“There’s no use trying”, said Alice: One can’t believe in impossible things.”
I dare say you haven’t had much practice,” said the Queen. “When I was your age, I always did it for half an hour a day. Why, sometimes I’ve believed as many as six impossible things before breakfast.”
—from Alice’s Adventures in Wonderland By Lewis Carroll
Would you like to own some bullion coins?
Yes, you say; in fact, I already do.
Well, you can’t, because there’s no such thing.
But, how can that be? I have these gold coins right here…see?
Yes,…very nice. Maples, Krugerands, Eagles. Coins, yes. Bullion, no.
Butbutbut…I bought them from this nice Bullion Coin dealer right down the street. My own Government said I could own Bullion Coins, and so I went right out and bought some.
Yes, well, that’s fine, but your own Government lied to you. There isn’t any such thing as a Bullion Coin.
Lied? My own Government lied to me? I’m shocked! Truly, I’m shocked!
A little further down the primrose path, over a bridge and we’re not in Kansas any more…
Some governments, some times, are so worried about the stability of their currency that they talk about passing or enforcing laws that prevent you from owning bullion. It’s okay to own money, however; whether paper money or coin money, governments generally are willing to let their citizens own money, unless they completely become Communist dictatorships. We’re not going to let things get so far out of hand here. Anyone can buy Bullion Coins from a coin dealer, even if there isn’t any such thing.
Lawyers and Dictionaries:
We have both; which is mightier?
We use lawyers for Prosecution and Defense advocates in a trial, and Dictionaries are not permitted in the Jury Deliberation room. So, Lawyers seem to come out on top. If the Government tries to confiscate privately-owned Bullion, you would send for a Lawyer, right?
There’s a reason the Lawyers don’t allow Dictionaries in Jury Deliberation rooms. One Dictionary can hold a thousand terrified Lawyers at bay. Dictionaries hold the Ultimate Truth: The definitions of words.
No American Government will ever be able to confiscate your Bullion Coins, so you won’t need Lawyers. You don’t even own any Bullion Coins, even if someone said you did. There’s no such thing as a Bullion Coin, so there’s nothing to fear but fear itself, and Dictionaries banish fear.
Here’s The Dictionary:
The Oxford English Dictionary is the principal dictionary of the English Language. This is where the definitions of words are kept. The Oxford is a rather massive 24 volumes and not easy to carry around, occupying as it does about six feet of shelf space. The Shorter Oxford, by comparison, is only two volumes and has 99.9% of the words we most commonly need. Let’s take a look at what it has to say about Coin, a noun:
“A piece of metal, usually a disc, made into money by an official stamp.” The word derives from the Old French coin, meaning a wedge or corner.

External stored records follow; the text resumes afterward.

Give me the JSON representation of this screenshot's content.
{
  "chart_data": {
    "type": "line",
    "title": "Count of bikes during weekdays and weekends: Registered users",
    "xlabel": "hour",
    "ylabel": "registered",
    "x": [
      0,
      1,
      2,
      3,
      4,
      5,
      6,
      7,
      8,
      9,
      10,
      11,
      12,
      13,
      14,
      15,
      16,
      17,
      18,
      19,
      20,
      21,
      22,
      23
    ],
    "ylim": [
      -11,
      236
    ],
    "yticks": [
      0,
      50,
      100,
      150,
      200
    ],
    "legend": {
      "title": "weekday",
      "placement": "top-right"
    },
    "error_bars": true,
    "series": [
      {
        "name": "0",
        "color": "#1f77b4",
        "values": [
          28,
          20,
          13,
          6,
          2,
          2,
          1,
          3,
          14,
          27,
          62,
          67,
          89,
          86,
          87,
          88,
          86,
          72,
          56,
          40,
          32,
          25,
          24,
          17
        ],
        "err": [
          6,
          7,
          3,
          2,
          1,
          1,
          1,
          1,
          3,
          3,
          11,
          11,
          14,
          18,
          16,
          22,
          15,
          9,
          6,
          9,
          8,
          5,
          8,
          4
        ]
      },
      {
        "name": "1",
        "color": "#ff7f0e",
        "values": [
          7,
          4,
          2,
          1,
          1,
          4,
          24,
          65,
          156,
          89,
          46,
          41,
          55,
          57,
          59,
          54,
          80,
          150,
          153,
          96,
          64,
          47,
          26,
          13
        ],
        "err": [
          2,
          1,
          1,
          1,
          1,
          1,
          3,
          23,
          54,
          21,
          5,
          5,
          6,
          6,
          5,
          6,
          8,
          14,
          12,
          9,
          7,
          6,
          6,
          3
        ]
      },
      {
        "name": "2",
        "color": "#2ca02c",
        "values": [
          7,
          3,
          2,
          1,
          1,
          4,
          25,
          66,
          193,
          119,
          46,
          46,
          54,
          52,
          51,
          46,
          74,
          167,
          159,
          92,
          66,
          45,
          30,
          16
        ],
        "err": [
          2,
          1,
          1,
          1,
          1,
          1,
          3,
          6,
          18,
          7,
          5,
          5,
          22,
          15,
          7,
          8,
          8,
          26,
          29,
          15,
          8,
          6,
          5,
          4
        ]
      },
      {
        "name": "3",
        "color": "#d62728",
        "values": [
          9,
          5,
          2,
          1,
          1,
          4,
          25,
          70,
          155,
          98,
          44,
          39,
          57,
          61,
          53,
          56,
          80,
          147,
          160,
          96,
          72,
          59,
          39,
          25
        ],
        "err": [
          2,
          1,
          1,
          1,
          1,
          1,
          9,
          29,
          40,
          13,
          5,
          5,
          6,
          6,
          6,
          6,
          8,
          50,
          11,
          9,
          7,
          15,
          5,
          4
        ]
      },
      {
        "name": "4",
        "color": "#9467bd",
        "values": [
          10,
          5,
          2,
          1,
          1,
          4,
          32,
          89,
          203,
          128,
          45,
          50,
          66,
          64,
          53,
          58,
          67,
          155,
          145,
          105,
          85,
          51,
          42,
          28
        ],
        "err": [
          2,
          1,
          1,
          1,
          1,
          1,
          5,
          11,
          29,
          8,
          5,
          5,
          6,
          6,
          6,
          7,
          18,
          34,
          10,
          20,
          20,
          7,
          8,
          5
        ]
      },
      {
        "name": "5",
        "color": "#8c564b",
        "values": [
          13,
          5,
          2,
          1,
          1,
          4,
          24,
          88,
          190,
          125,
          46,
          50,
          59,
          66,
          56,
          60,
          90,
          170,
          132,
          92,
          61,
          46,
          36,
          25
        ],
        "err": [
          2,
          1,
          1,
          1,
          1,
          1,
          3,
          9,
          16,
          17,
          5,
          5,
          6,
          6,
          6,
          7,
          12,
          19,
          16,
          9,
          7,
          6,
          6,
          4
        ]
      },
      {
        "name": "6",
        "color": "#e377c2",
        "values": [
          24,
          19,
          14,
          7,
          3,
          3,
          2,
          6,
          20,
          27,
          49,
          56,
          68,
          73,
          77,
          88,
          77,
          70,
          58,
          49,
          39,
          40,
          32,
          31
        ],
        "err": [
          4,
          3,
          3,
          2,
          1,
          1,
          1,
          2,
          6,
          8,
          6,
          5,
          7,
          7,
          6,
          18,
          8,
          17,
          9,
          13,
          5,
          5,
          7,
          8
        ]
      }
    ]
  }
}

Coin is also a verb. The Shorter Oxford tells us it means,
“1. to make (money) by stamping metal
2. to make (metal) into money by stamping pieces of definite weight and value with authorized marks or characters.”
The verb to coin derives from the Old French coigner, meaning mint.
Well, that’s interesting. Right here we can see that the physical manufacturing process adds value to whatever metal might be used, and that means the coined metal is worth more than the raw materials (the metal, perhaps even Bullion).
Bullion? They make Coins from Bullion? What’s that?
Shorter Oxford to the rescue! Go, Oxford! Go!
“Bullion (noun): Metal, especially gold or silver in lump form before coining or manufacture, or valued simply as raw metal.” The word derives from the Latin bullire, to boil, and -ion, a suffix denoting a verbal action, an instance of this, or a resulting state or product.”
You can own Coins.
You can own Bullion (for now).
You can’t own Bullion Coins, because there isn’t any such thing. Once the metal Bullion has been Coined, it’s not Bullion any more. Once Coins have been melted into a lump of Bullion, they aren’t Coins any more.
You can have metal Bullion or metal Coins, but there’s no middle ground between Bullion and Coins. There’s just no such thing as a Bullion Coin.
Let me say this about that: How dare they!!!
Now, many of you fine folks bought Bullion Coins from other fine folks who sell Bullion Coins, and those were perfectly legal transactions between consenting adults, even if there’s no such thing as a Bullion Coin. To add frosting to the cake, some Coin-owning folks are concerned that a left-leaning Government might some day deny its citizens the right to own Bullion.
Stop that. You are creating your own problem.
Unless you bought lumps of metal as such, or melted your coins down into lumps of metal, you don’t even have any Bullion. You might own coins, or you might own bullion, but you just can’t own a Bullion Coin
There’s no such thing.
Well, you’ve convinced me. Looks like I can keep my coins safely buried, after all. Now, that there Dictionary…I’ll just keep that within easy reach.